3. Effect of ACEs in Nephrotic Proteinuria - 46 nondiabetic patients with nephrotic proteinuria treated with captopril for a minimum of 12 months. Study concluded that a significant antiproteinuric effect of captopril in patients with nephrotic proteinuria is accompanied by an arrest in the progression of renal insufficiency; in addition, an amelioration of lipid profile was observed during the treatment.

4. Effect of Enalapril on Proteinuria Long Term - 30 day course of enalapril on glomerular barrier function in 10 patients with IgA nephropathy and proteinuria. Though immediate proteinuria was successfully treated, proteinuria came back to the basal value when enalapril was stopped.

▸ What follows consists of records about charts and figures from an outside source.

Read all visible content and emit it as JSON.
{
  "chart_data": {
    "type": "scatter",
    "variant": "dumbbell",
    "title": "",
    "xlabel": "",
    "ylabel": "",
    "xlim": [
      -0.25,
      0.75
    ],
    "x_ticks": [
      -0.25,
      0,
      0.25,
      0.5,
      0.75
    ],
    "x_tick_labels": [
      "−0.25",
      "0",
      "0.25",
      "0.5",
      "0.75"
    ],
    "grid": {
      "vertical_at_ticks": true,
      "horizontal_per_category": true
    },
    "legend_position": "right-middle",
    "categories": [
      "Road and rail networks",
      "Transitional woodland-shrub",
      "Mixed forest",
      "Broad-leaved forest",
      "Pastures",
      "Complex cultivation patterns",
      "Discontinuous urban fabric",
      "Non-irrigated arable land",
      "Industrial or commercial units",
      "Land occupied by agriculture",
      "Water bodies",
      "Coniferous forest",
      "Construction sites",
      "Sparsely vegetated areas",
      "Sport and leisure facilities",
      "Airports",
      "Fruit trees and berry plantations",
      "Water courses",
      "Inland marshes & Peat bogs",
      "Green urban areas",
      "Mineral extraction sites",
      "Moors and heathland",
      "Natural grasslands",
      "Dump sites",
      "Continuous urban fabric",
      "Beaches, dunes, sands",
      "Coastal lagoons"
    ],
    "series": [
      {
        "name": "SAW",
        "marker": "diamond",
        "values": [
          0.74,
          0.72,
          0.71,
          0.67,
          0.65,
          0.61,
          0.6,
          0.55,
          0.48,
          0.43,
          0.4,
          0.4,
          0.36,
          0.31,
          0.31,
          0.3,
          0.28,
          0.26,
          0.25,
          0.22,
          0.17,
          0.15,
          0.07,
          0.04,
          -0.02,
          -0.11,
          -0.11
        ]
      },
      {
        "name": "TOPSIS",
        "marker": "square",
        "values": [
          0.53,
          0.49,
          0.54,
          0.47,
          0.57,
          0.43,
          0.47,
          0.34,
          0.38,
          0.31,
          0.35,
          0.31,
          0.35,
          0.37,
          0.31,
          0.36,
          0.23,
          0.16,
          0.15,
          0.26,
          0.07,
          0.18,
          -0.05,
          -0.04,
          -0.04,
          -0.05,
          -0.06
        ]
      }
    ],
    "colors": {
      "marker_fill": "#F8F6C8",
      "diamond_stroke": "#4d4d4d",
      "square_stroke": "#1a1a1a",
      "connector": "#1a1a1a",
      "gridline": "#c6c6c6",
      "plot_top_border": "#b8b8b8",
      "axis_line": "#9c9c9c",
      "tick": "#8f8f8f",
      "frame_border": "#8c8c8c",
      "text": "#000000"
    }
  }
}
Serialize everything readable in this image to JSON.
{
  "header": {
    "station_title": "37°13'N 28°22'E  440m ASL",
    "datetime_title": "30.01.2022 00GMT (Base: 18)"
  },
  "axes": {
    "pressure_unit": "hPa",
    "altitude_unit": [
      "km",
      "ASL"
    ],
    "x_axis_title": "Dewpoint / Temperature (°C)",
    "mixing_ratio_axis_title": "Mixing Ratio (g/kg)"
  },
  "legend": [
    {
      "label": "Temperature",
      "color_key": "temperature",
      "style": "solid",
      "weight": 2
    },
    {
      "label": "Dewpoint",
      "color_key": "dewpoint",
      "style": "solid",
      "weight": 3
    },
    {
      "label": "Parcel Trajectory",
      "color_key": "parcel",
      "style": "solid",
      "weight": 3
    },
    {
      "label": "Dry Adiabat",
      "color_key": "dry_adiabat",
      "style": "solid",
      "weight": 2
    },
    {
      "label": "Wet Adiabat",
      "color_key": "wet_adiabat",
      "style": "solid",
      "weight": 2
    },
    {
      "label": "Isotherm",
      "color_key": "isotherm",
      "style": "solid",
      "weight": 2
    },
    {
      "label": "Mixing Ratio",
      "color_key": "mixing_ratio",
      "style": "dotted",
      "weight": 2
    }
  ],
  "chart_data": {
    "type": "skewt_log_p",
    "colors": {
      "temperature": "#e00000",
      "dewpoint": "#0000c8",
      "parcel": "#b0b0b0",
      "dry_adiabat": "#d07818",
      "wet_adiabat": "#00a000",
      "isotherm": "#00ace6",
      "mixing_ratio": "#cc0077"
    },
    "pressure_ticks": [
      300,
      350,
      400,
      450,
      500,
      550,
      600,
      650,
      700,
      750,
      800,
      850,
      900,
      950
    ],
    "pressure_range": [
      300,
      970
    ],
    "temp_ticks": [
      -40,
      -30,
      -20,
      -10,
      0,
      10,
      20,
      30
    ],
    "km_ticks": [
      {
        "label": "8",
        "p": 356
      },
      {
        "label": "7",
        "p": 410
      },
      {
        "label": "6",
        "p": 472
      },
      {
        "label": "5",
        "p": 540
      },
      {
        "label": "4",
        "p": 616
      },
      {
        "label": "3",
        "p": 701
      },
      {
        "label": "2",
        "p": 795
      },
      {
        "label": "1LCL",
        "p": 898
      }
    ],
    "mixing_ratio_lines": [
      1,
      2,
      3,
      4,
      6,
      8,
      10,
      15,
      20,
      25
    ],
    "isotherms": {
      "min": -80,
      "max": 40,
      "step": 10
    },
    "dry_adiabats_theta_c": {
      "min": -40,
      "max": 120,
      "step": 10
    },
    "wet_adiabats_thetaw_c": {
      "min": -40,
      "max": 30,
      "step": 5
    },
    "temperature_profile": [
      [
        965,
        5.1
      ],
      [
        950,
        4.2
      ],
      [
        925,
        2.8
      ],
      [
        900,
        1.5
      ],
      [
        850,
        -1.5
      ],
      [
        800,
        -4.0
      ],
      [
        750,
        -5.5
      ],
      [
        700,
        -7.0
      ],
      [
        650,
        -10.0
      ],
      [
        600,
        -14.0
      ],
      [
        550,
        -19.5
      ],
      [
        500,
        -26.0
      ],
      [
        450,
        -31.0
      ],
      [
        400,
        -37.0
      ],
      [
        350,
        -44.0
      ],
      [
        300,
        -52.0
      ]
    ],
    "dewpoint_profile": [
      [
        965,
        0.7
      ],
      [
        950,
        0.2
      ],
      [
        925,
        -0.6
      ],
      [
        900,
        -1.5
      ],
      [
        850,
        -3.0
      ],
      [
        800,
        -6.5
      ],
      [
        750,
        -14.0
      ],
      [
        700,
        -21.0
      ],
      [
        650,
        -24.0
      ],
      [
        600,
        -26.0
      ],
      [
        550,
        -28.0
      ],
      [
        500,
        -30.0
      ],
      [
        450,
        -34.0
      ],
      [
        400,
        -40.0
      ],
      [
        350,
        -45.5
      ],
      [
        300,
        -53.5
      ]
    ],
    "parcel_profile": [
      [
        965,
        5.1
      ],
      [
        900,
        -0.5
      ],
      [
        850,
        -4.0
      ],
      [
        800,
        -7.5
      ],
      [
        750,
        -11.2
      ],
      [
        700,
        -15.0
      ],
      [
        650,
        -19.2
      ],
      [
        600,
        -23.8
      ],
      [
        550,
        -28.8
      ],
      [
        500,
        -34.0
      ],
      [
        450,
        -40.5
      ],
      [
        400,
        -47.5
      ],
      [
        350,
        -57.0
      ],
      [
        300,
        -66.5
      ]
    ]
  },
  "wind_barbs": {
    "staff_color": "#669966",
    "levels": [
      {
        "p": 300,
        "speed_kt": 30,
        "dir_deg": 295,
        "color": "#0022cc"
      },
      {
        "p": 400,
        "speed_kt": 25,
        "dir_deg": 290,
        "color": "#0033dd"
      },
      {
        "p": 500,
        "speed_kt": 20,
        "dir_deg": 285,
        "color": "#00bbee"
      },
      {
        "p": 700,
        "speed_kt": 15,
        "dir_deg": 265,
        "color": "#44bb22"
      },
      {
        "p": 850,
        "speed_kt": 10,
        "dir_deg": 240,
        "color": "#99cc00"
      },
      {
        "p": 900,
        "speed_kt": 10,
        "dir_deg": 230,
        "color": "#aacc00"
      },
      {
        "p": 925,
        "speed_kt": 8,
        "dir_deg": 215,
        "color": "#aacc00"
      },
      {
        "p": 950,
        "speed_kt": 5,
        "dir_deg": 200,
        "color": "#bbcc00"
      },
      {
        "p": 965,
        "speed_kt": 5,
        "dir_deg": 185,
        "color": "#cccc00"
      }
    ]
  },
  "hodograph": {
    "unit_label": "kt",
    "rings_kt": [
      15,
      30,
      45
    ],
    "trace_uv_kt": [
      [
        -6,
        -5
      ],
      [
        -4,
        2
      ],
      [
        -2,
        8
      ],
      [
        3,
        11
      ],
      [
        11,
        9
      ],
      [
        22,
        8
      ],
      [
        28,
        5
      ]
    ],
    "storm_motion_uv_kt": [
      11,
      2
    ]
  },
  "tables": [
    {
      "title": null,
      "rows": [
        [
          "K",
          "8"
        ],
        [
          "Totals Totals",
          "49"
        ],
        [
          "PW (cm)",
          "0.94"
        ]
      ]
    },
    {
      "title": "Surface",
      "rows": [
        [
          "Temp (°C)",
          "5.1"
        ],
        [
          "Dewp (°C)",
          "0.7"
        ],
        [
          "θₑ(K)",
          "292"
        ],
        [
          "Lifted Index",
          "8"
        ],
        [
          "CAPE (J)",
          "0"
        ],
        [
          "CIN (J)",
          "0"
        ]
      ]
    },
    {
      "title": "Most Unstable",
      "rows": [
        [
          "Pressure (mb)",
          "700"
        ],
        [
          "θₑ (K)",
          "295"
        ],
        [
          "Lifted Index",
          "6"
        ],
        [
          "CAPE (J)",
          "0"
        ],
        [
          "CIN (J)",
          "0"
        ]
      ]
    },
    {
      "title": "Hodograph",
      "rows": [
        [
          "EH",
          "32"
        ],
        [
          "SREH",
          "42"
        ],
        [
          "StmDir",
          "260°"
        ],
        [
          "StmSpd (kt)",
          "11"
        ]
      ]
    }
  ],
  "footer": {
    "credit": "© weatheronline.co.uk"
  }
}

This shows the possible undesired effect of ACEs in long-term treatment. 

Another study compared Manidipine and enalapril and patients treated with enalapril showed a better antiproteinuric response. A study in children mentioned that Enalapril is effective in reducing proteinuria in children with CKD and might be renal protective in proteinuric CKD. Another study in children mentioned in children with proteinuria, losartan and enalapril significantly reduced proteinuria. Enalapril further ameliorates proteinuria if administered along with renal diet in dogs.

New study titled "Treatment of IgA Nephropathy with ACE Inhibitors: A Randomized and Controlled Trial" states that forty-four patients with biopsy-proven IgAN, proteinuria ≥ 0.5 g/d, and serum creatinine (SCr) ≤ 1.5 mg/dl were taken for the research. Out of that 23 people were randomly assigned to receive enalapril (n = 23) 21 were given other antihypertensives other than ACE inhibitors. In Enalapril group, protenurai was significantly lower. 3 patients in enalapril group and 12 in the control group had a 50% increase in baseline serum creatinine level. 

As far as the studies are concerned, use of BP medicines in reducing proteinuria is well established.  Along with that patient must understand the loss of kidney’s ability to remove salt in CKD. Therefore dietary salt restriction and appropriate diuretic therapy is needed to manage the situation. Bedtime dosing of anti hypertensive medications can restore nocturnal dips in BP. Patients also should check of stomach discomfort, potassium level while on blood pressure medications.